Northern lad creates app to help children with non-verbal autism communicate
Nine-year-old Sean Porter from Southport was originally asked to create a game for a school project.
A Northern boy has created a groundbreaking new app that helps children with non-verbal autism to communicate.
Nine-year-old Sean Porter from Southport was originally asked to create a game for a school project, but he decided to go one step further in a bid to help someone very close to him and build an app for non-verbal children and those with autism to help them communicate.
Sean’s six-year-old brother Adam Porter was diagnosed with autism when he was two.
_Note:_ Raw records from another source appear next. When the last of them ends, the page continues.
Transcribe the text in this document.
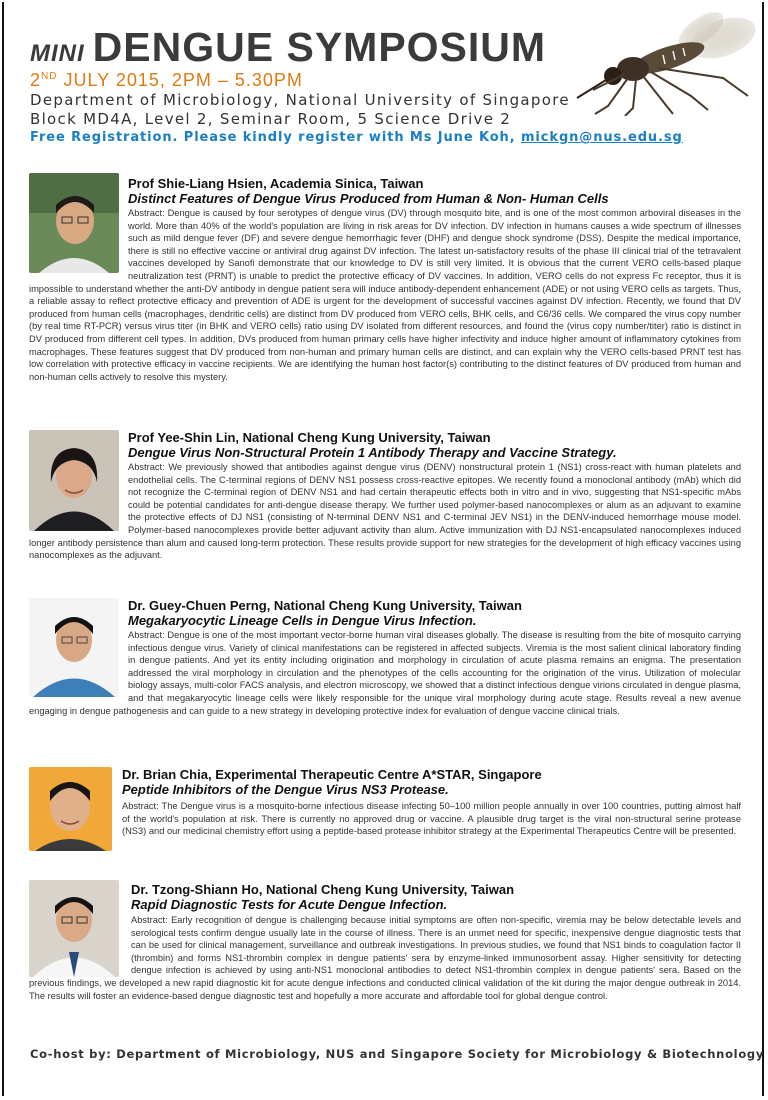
MINI DENGUE SYMPOSIUM
2ND JULY 2015, 2PM – 5.30PM
Department of Microbiology, National University of Singapore
Block MD4A, Level 2, Seminar Room, 5 Science Drive 2
Free Registration. Please kindly register with Ms June Koh, mickgn@nus.edu.sg

Prof Shie-Liang Hsien, Academia Sinica, Taiwan

Distinct Features of Dengue Virus Produced from Human & Non- Human Cells

Abstract: Dengue is caused by four serotypes of dengue virus (DV) through mosquito bite, and is one of the most common arboviral diseases in the world. More than 40% of the world's population are living in risk areas for DV infection. DV infection in humans causes a wide spectrum of illnesses such as mild dengue fever (DF) and severe dengue hemorrhagic fever (DHF) and dengue shock syndrome (DSS). Despite the medical importance, there is still no effective vaccine or antiviral drug against DV infection. The latest un-satisfactory results of the phase III clinical trial of the tetravalent vaccines developed by Sanofi demonstrate that our knowledge to DV is still very limited. It is obvious that the current VERO cells-based plaque neutralization test (PRNT) is unable to predict the protective efficacy of DV vaccines. In addition, VERO cells do not express Fc receptor, thus it is impossible to understand whether the anti-DV antibody in dengue patient sera will induce antibody-dependent enhancement (ADE) or not using VERO cells as targets. Thus, a reliable assay to reflect protective efficacy and prevention of ADE is urgent for the development of successful vaccines against DV infection. Recently, we found that DV produced from human cells (macrophages, dendritic cells) are distinct from DV produced from VERO cells, BHK cells, and C6/36 cells. We compared the virus copy number (by real time RT-PCR) versus virus titer (in BHK and VERO cells) ratio using DV isolated from different resources, and found the (virus copy number/titer) ratio is distinct in DV produced from different cell types. In addition, DVs produced from human primary cells have higher infectivity and induce higher amount of inflammatory cytokines from macrophages. These features suggest that DV produced from non-human and primary human cells are distinct, and can explain why the VERO cells-based PRNT test has low correlation with protective efficacy in vaccine recipients. We are identifying the human host factor(s) contributing to the distinct features of DV produced from human and non-human cells actively to resolve this mystery.

Prof Yee-Shin Lin, National Cheng Kung University, Taiwan

Dengue Virus Non-Structural Protein 1 Antibody Therapy and Vaccine Strategy.

Abstract: We previously showed that antibodies against dengue virus (DENV) nonstructural protein 1 (NS1) cross-react with human platelets and endothelial cells. The C-terminal regions of DENV NS1 possess cross-reactive epitopes. We recently found a monoclonal antibody (mAb) which did not recognize the C-terminal region of DENV NS1 and had certain therapeutic effects both in vitro and in vivo, suggesting that NS1-specific mAbs could be potential candidates for anti-dengue disease therapy. We further used polymer-based nanocomplexes or alum as an adjuvant to examine the protective effects of DJ NS1 (consisting of N-terminal DENV NS1 and C-terminal JEV NS1) in the DENV-induced hemorrhage mouse model. Polymer-based nanocomplexes provide better adjuvant activity than alum. Active immunization with DJ NS1-encapsulated nanocomplexes induced longer antibody persistence than alum and caused long-term protection. These results provide support for new strategies for the development of high efficacy vaccines using nanocomplexes as the adjuvant.

Dr. Guey-Chuen Perng, National Cheng Kung University, Taiwan

Megakaryocytic Lineage Cells in Dengue Virus Infection.

Abstract: Dengue is one of the most important vector-borne human viral diseases globally. The disease is resulting from the bite of mosquito carrying infectious dengue virus. Variety of clinical manifestations can be registered in affected subjects. Viremia is the most salient clinical laboratory finding in dengue patients. And yet its entity including origination and morphology in circulation of acute plasma remains an enigma. The presentation addressed the viral morphology in circulation and the phenotypes of the cells accounting for the origination of the virus. Utilization of molecular biology assays, multi-color FACS analysis, and electron microscopy, we showed that a distinct infectious dengue virions circulated in dengue plasma, and that megakaryocytic lineage cells were likely responsible for the unique viral morphology during acute stage. Results reveal a new avenue engaging in dengue pathogenesis and can guide to a new strategy in developing protective index for evaluation of dengue vaccine clinical trials.

Dr. Brian Chia, Experimental Therapeutic Centre A*STAR, Singapore

Peptide Inhibitors of the Dengue Virus NS3 Protease.

Abstract: The Dengue virus is a mosquito-borne infectious disease infecting 50–100 million people annually in over 100 countries, putting almost half of the world's population at risk. There is currently no approved drug or vaccine. A plausible drug target is the viral non-structural serine protease (NS3) and our medicinal chemistry effort using a peptide-based protease inhibitor strategy at the Experimental Therapeutics Centre will be presented.

Dr. Tzong-Shiann Ho, National Cheng Kung University, Taiwan

Rapid Diagnostic Tests for Acute Dengue Infection.

Abstract: Early recognition of dengue is challenging because initial symptoms are often non-specific, viremia may be below detectable levels and serological tests confirm dengue usually late in the course of illness. There is an unmet need for specific, inexpensive dengue diagnostic tests that can be used for clinical management, surveillance and outbreak investigations. In previous studies, we found that NS1 binds to coagulation factor II (thrombin) and forms NS1-thrombin complex in dengue patients' sera by enzyme-linked immunosorbent assay. Higher sensitivity for detecting dengue infection is achieved by using anti-NS1 monoclonal antibodies to detect NS1-thrombin complex in dengue patients' sera. Based on the previous findings, we developed a new rapid diagnostic kit for acute dengue infections and conducted clinical validation of the kit during the major dengue outbreak in 2014. The results will foster an evidence-based dengue diagnostic test and hopefully a more accurate and affordable tool for global dengue control.

Co-host by: Department of Microbiology, NUS and Singapore Society for Microbiology & Biotechnology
Since his diagnosis, Adam had always struggled to speak and was unable to ask for some of the simplest requests -but now, using the app developed by his brother Sean, Adam can communicate by just tapping a picture.
Speaking enthusiastically to ITV News about the app, Sean said: “I knew that if I didn’t develop this app, then I don’t know anyone who would think of it.
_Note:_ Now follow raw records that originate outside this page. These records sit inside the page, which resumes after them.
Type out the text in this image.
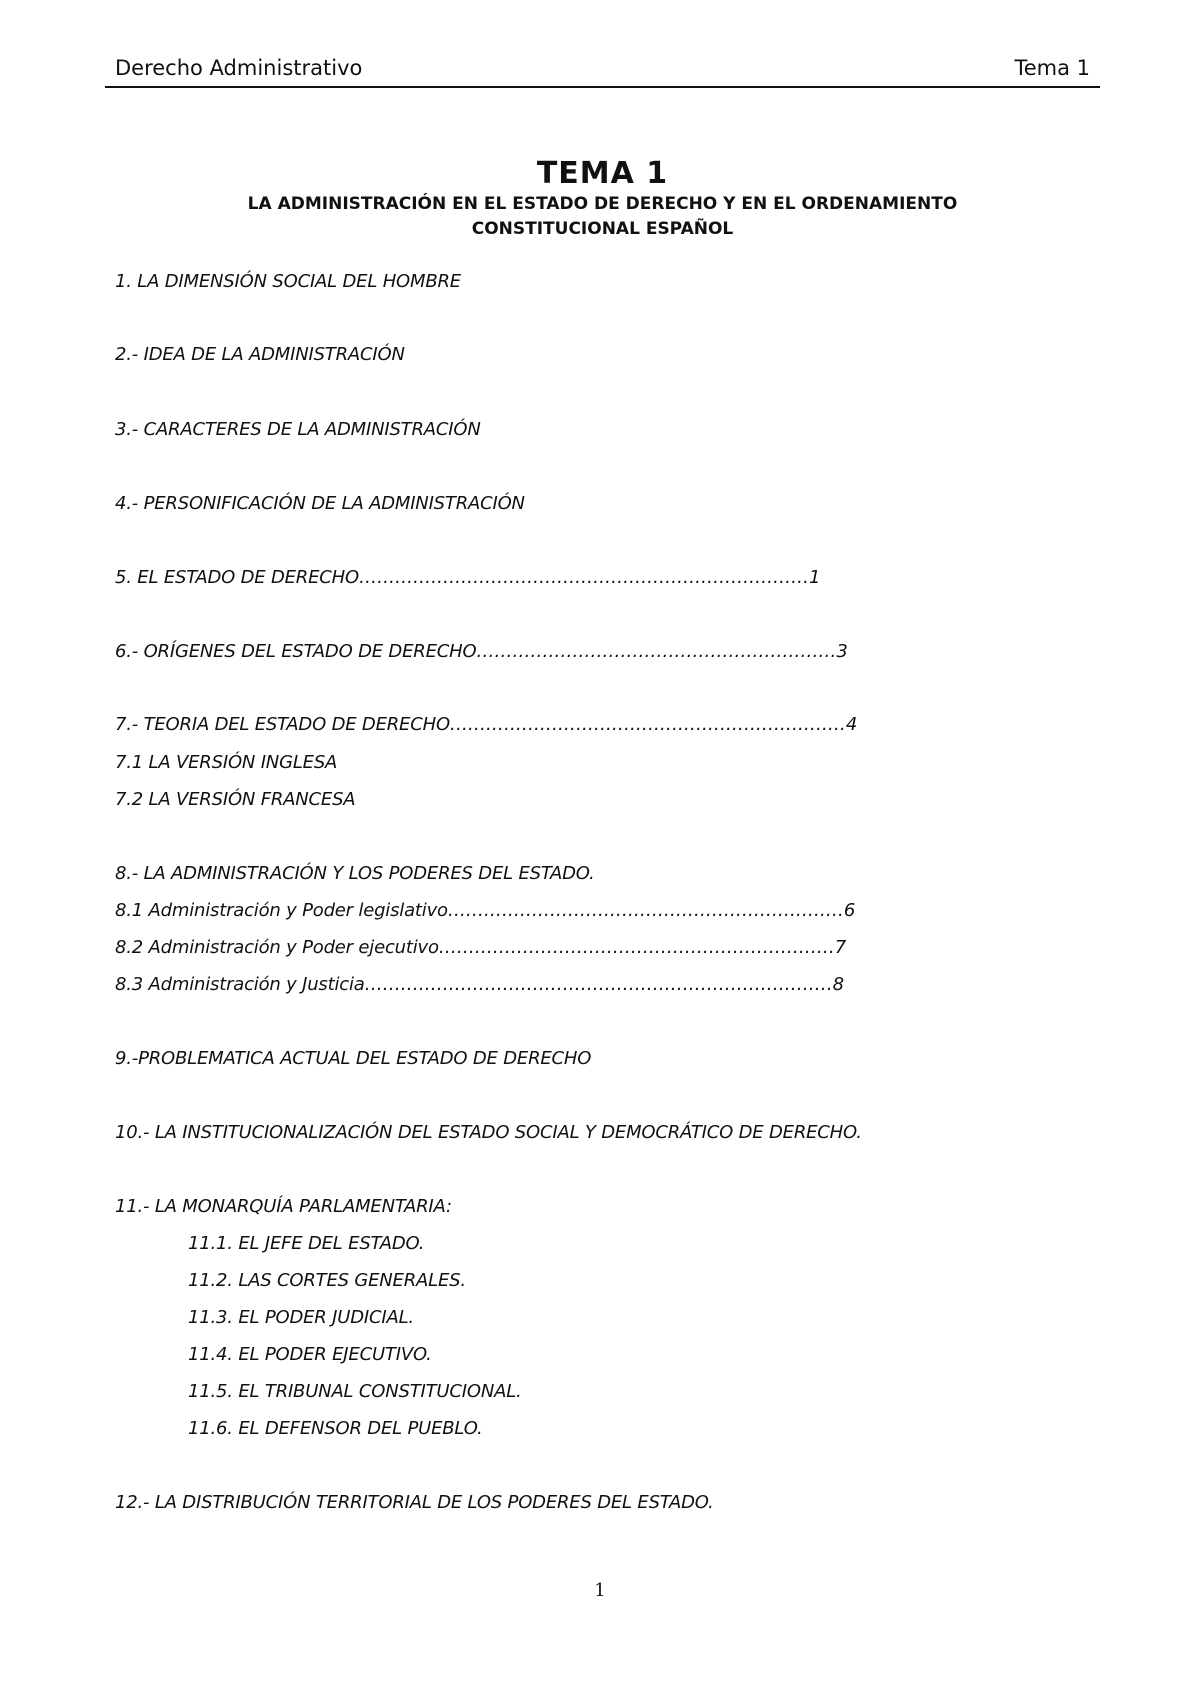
Derecho Administrativo	Tema 1
TEMA 1
LA ADMINISTRACIÓN EN EL ESTADO DE DERECHO Y EN EL ORDENAMIENTO CONSTITUCIONAL ESPAÑOL
1. LA DIMENSIÓN SOCIAL DEL HOMBRE
2.- IDEA DE LA ADMINISTRACIÓN
3.- CARACTERES DE LA ADMINISTRACIÓN
4.- PERSONIFICACIÓN DE LA ADMINISTRACIÓN
5. EL ESTADO DE DERECHO…………………………………………………………………1
6.- ORÍGENES DEL ESTADO DE DERECHO……………………………………………………3
7.- TEORIA DEL ESTADO DE DERECHO…………………………………………………………4
7.1 LA VERSIÓN INGLESA
7.2 LA VERSIÓN FRANCESA
8.- LA ADMINISTRACIÓN Y LOS PODERES DEL ESTADO.
8.1 Administración y Poder legislativo…………………………………………………………6
8.2 Administración y Poder ejecutivo…………………………………………………………7
8.3 Administración y Justicia……………………………………………………………………8
9.-PROBLEMATICA ACTUAL DEL ESTADO DE DERECHO
10.- LA INSTITUCIONALIZACIÓN DEL ESTADO SOCIAL Y DEMOCRÁTICO DE DERECHO.
11.- LA MONARQUÍA PARLAMENTARIA:
11.1. EL JEFE DEL ESTADO.
11.2. LAS CORTES GENERALES.
11.3. EL PODER JUDICIAL.
11.4. EL PODER EJECUTIVO.
11.5. EL TRIBUNAL CONSTITUCIONAL.
11.6. EL DEFENSOR DEL PUEBLO.
12.- LA DISTRIBUCIÓN TERRITORIAL DE LOS PODERES DEL ESTADO.
1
“It feels absolutely amazing – I feel wonderful.”
“People generally don’t think about other people. They think “if I make this amazing invention I am going to be epic and famous and have loads of money – but they don’t focus on anyone else and how it affects them.”
According to recent studies, it’s estimated that 40% of children with autism are non-verbal, which means that they may never learn to speak more than a few words – but Adam’s father Liam is hoping this app might help change that statistic.
“Him asking for food, telling us he was hurt, asking to go to the toilet, it was basically guess work,” Liam Porter said.
“This app has opened up more choice for Adam after we created the app he has asked for more things and is developing faster.”
Sean also hopes to make his app more user specific for the needs of each child.
His mum Kirsty also told the Liverpool ECHO: “He wants to go more into it and if it does go anywhere he wants to make it user specific for each specific child.
“At the minute it’s just ‘I want a drink’, ‘I want some food’, ‘I need the toilet’ and in order to make it more specific.
“Children with autism have specific drinks they want, you can’t just say to them ‘what drink’ they want that drink they are used to having.”